Psychiatric Technicians
Psychiatric technicians care for people living with mental illness, developmental disabilities, or severe behavior problems. They spend much of the day watching for changes, helping with personal care, and calming crises, so the work mixes hands-on caregiving with constant safety awareness. The tradeoff is clear: the job is rewarding and practical, but the pay is modest and the emotional and physical demands can be high.
What This Role Looks Like in Practice
Psychiatric Technicians sits in the Healthcare category. In practical terms, this role combines day-to-day execution, cross-team coordination, and consistent decision-making under real business constraints.
U.S. employment is currently about ~136K workers, with a median annual pay of $42,590 and roughly 15.9K openings each year. Based on BLS projections, total employment is expected to grow from 144.5 K in 2024 to 173.3K in 2034.
Most hiring paths start with Postsecondary nondegree award, and employers typically expect less than 5 years of related experience. Many careers in this track begin around Mental Health Aide and can progress toward Behavioral Health Supervisor. High-value skills usually include Patient Observation, Safety Checks & Crisis De-escalation, Active Listening in Behavioral Health Settings, and Monitoring Vital Signs & Physical Symptoms, paired with soft skills such as Social Perceptiveness, Active Listening, and Monitoring.
Core Responsibilities
- Help patients with bathing, dressing, and keeping their rooms or living areas clean.
- Check on patients throughout the day and notice changes in mood, behavior, or physical health.

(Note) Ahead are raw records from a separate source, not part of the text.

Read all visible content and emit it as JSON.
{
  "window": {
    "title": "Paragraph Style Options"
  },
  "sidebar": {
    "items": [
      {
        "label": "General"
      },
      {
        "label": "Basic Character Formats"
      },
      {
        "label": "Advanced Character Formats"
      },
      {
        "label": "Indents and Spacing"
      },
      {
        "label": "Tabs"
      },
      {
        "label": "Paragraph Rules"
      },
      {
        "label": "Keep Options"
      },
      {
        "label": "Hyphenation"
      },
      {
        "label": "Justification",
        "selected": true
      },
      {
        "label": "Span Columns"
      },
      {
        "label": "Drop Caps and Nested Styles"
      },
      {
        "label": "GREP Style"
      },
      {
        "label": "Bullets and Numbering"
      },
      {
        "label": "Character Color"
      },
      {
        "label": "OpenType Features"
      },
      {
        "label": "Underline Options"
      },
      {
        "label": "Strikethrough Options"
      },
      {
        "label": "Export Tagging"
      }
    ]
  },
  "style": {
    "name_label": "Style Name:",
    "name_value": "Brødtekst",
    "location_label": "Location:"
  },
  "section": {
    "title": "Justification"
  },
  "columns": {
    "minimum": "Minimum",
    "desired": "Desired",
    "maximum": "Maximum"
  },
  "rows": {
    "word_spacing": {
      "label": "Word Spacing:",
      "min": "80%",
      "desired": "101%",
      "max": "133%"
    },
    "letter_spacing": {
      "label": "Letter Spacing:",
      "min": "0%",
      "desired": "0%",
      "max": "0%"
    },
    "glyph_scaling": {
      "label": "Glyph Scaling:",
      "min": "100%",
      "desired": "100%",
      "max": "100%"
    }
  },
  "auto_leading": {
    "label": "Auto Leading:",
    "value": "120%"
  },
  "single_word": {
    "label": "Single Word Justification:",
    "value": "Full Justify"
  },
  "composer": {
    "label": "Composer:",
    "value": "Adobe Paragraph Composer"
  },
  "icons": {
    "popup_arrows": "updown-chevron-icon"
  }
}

- Write down what you observe and pass important information to nurses or other medical staff.
- Talk with patients, calm them when they are upset, and help them stay engaged with staff and treatment.
Keep exploring: more Healthcare careers or browse all job titles.
A Day in the Life
Industries That Hire
Pros and Cons
Career Progression
Education Paths
Key Skills
Job Outlook and Trends
Employment is projected to rise from 144.5K to 173.3 K over the next decade, representing 20% growth. Around 15.9 K openings per year include both newly created roles and replacement hiring from turnover.
Remote availability is currently Rare. Demand remains strongest where employers need practical domain knowledge plus modern workflow and data skills.